21–23 Jun 2021
Europe/London timezone

Unravelling entanglements?: Rethinking Islamic transnationalism and the limits of state power

23 Jun 2021, 16:00

Description

Part of a global ‘fundamentalist’ Sunni religious movement formed of scholars, preachers, and lay individuals propagated worldwide since the 1980s by Saudi-sanctioned Islamic institutions, Salafi groups are perhaps the most tangible example of how Islam and transnational Islamic actors simultaneously function across discrete geographic and social scales. Scholarship on religious transnationalism typically depicts Salafi actors as disseminating a broadly rigid, universal framework largely detached from the specificities of the national and local contexts (Roy, 2017). This paper, however, radically challenges this account. Instead, it argue that, since early 2020, the role of national and local histories and politics in variously shaping the religiosity and politics of four prominent Salafi networks across North Africa has increased I thus highlights the capacity of these local Salafi grassroots actors to pursue their own agendas and act independently from Saudi transnational religious influence and authority.

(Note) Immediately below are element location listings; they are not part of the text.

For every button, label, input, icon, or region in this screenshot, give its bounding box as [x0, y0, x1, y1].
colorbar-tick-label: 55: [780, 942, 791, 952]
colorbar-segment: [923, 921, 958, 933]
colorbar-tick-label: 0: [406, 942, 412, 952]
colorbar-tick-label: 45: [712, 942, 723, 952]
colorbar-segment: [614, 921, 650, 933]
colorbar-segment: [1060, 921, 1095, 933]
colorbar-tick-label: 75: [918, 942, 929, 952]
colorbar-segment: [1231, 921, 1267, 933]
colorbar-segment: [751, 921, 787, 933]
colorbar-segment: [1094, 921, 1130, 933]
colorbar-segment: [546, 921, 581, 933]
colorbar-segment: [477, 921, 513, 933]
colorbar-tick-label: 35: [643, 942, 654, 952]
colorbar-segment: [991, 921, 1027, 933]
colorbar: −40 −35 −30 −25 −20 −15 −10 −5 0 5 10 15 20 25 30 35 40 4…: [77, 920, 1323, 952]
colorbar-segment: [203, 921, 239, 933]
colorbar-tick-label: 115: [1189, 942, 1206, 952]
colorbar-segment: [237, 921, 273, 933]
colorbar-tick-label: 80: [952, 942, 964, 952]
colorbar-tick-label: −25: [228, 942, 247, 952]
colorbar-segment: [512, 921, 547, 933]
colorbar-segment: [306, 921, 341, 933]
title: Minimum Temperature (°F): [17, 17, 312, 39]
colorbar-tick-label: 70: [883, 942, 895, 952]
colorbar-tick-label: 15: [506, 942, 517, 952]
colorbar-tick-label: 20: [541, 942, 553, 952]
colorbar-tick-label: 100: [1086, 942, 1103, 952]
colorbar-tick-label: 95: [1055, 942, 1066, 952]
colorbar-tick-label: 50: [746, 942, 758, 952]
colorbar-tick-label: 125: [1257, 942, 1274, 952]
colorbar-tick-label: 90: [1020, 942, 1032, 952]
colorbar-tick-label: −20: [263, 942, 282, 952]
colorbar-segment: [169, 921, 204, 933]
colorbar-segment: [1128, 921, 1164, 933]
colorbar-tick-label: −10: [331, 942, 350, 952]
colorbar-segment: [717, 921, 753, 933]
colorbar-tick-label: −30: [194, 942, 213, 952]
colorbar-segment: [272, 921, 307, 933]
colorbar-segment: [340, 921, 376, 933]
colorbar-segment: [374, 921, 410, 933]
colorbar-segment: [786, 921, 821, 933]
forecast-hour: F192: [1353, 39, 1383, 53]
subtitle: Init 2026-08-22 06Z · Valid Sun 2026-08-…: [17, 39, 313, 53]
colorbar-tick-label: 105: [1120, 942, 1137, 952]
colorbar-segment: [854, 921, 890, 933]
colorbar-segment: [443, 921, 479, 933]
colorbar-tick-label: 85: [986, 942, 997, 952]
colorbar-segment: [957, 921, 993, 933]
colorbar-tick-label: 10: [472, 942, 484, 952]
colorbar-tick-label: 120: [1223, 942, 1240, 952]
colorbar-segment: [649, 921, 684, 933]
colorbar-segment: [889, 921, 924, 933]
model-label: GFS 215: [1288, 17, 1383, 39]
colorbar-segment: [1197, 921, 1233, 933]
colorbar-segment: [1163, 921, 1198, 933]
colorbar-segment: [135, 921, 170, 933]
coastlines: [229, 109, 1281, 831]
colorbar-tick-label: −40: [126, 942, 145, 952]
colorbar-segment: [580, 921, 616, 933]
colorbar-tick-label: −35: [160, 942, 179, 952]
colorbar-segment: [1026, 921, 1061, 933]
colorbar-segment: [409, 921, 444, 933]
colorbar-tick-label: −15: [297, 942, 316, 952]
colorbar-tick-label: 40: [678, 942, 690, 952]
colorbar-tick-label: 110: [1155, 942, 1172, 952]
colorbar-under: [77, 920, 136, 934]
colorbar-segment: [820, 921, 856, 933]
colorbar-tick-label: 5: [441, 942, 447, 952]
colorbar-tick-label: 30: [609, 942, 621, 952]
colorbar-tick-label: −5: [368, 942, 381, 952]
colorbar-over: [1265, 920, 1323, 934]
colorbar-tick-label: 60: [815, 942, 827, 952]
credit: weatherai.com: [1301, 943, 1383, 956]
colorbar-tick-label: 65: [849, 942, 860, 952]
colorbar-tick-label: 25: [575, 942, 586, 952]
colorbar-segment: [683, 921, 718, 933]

Via extensive ethnographic work, and also qualitative content analysis of interviews, online sermons, social media statements, and printed and audio-visual Salafi literature, this paper thus shows that the interconnectedness of transnational Salafi actors is now being replaced by a multiplicity of increasingly disconnected and decisively autonomous trends with no unifying organisational and hierarchical ‘centre’.